New Prose and Poetry

Returning from Canada's bookstores, I'm looking forward to my reading as the days get shorter. I now finally own a copy of The Pound Era and, on Ben Lerner's recommendation, Rosmarie Waldrop's Curves to the Apple. I've already enjoyed several pages of these books very much.

I also found an old copy of Irving Layton's prose collection Taking Sides, which allows me to tell a story from a few years back, when I was first looking for it. I had forgotten the title, but found (I think) Fortunate Exile in an online catalogue, which I thought sounded like a likely title for a book of Layton's prose. I called the bookstore to ask whether it was prose work. The girl on the phone asked me to hold on, she would check.
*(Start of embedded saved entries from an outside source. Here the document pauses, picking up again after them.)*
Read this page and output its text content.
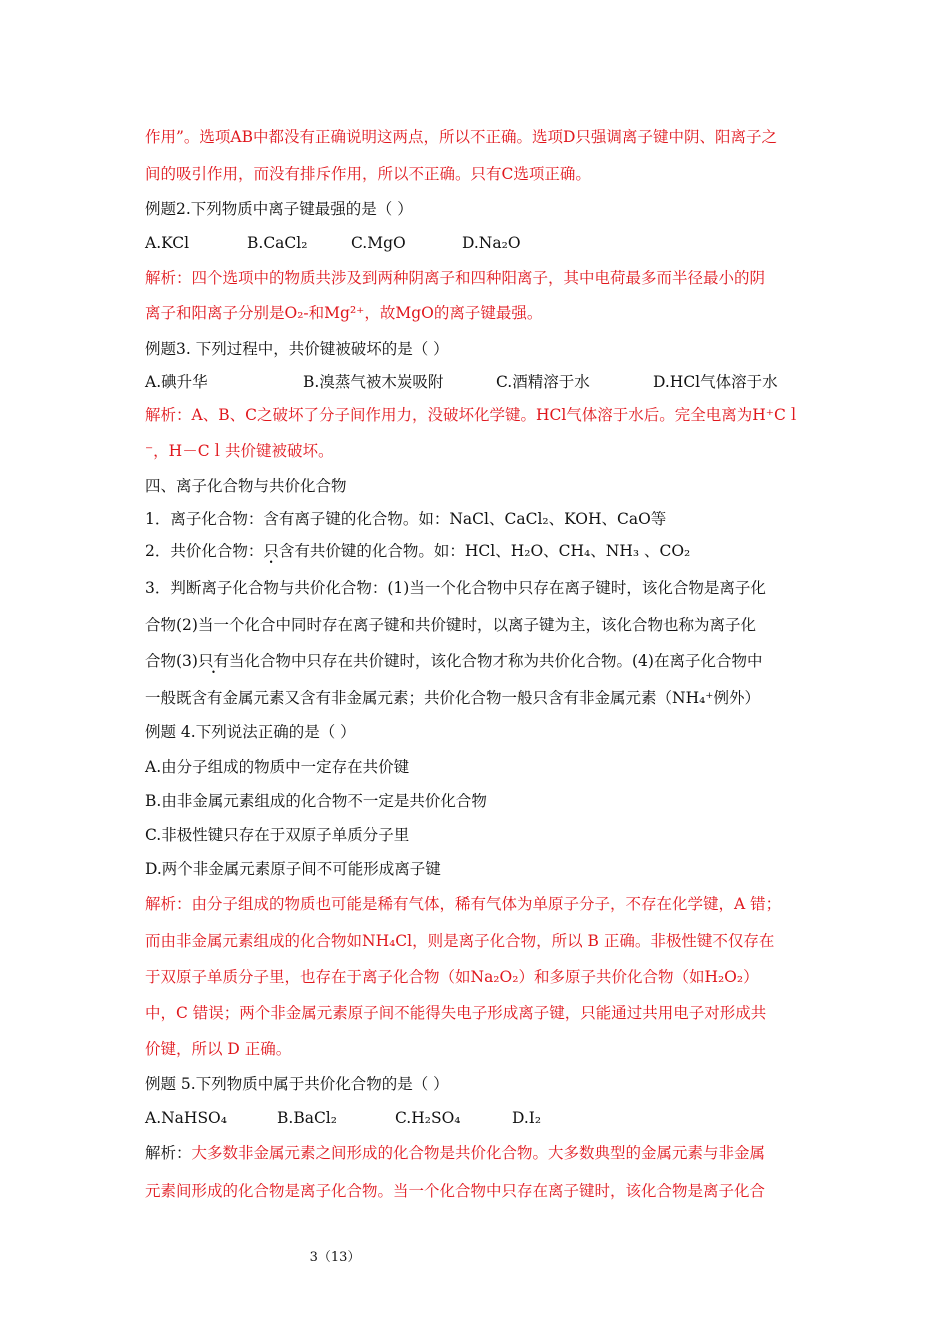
作用”。选项AB中都没有正确说明这两点，所以不正确。选项D只强调离子键中阴、阳离子之
间的吸引作用，而没有排斥作用，所以不正确。只有C选项正确。
例题2.下列物质中离子键最强的是（ ）
A.KCl	B.CaCl₂	C.MgO	D.Na₂O
解析：四个选项中的物质共涉及到两种阴离子和四种阳离子，其中电荷最多而半径最小的阴
离子和阳离子分别是O₂-和Mg²⁺，故MgO的离子键最强。
例题3. 下列过程中，共价键被破坏的是（ ）
A.碘升华	B.溴蒸气被木炭吸附	C.酒精溶于水	D.HCl气体溶于水
解析：A、B、C之破坏了分子间作用力，没破坏化学键。HCl气体溶于水后。完全电离为H⁺Cｌ
⁻，H－Cｌ共价键被破坏。
四、离子化合物与共价化合物
1．离子化合物：含有离子键的化合物。如：NaCl、CaCl₂、KOH、CaO等
2．共价化合物：只含有共价键的化合物。如：HCl、H₂O、CH₄、NH₃ 、CO₂
3．判断离子化合物与共价化合物：(1)当一个化合物中只存在离子键时，该化合物是离子化
合物(2)当一个化合中同时存在离子键和共价键时，以离子键为主，该化合物也称为离子化
合物(3)只有当化合物中只存在共价键时，该化合物才称为共价化合物。(4)在离子化合物中
一般既含有金属元素又含有非金属元素；共价化合物一般只含有非金属元素（NH₄⁺例外）
例题 4.下列说法正确的是（ ）
A.由分子组成的物质中一定存在共价键
B.由非金属元素组成的化合物不一定是共价化合物
C.非极性键只存在于双原子单质分子里
D.两个非金属元素原子间不可能形成离子键
解析：由分子组成的物质也可能是稀有气体，稀有气体为单原子分子，不存在化学键，A 错；
而由非金属元素组成的化合物如NH₄Cl，则是离子化合物，所以 B 正确。非极性键不仅存在
于双原子单质分子里，也存在于离子化合物（如Na₂O₂）和多原子共价化合物（如H₂O₂）
中，C 错误；两个非金属元素原子间不能得失电子形成离子键，只能通过共用电子对形成共
价键，所以 D 正确。
例题 5.下列物质中属于共价化合物的是（ ）
A.NaHSO₄	B.BaCl₂	C.H₂SO₄	D.I₂
解析：大多数非金属元素之间形成的化合物是共价化合物。大多数典型的金属元素与非金属
元素间形成的化合物是离子化合物。当一个化合物中只存在离子键时，该化合物是离子化合
3（13）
"Yes," she came back saying. "Great," said I, "I'll be right down to pick it up." And off I went. When I arrived I discovered to my surprise that Fortunate Exile is an ordinary book of ordinary poems. "Excuse me," I said, "but didn't you say that this was a book of prose?" "It isn't?" "No, it's a collection of poems." "Yeah? What's the difference?" she asked cheerfully.

Her colleague, standing beside her, now chuckled. When she looked at him imploringly he said, "You're on your own here, babe." I did my best to explain what prose is. Citing examples and saying, as I recall, something about the writing reaching all the way out to the right hand margin.

2 comments:

Presskorn said...

Although it’s probably a sin to take delight in the ignorance of others, I really enjoyed this little anecdote. Especially, the brilliantly operational definition of prose, “the writing reaching all the way out to the right hand margin”. In any case, welcome back.

Thomas Basbøll said...

Yes, I felt that same guilt, which is why I've waited so long to tell the story. (It's three years old.)

But I now see that we really do need to shake our heads and roll our eyes at things like this. It's just another example of the lamentable state of retail expertise. This was even a used bookstore, where you normally expect book lovers to man the counters.

She's got a job in a book store and does not know the prose/poetry distinction! That's ridiculous. It's not just ignorance.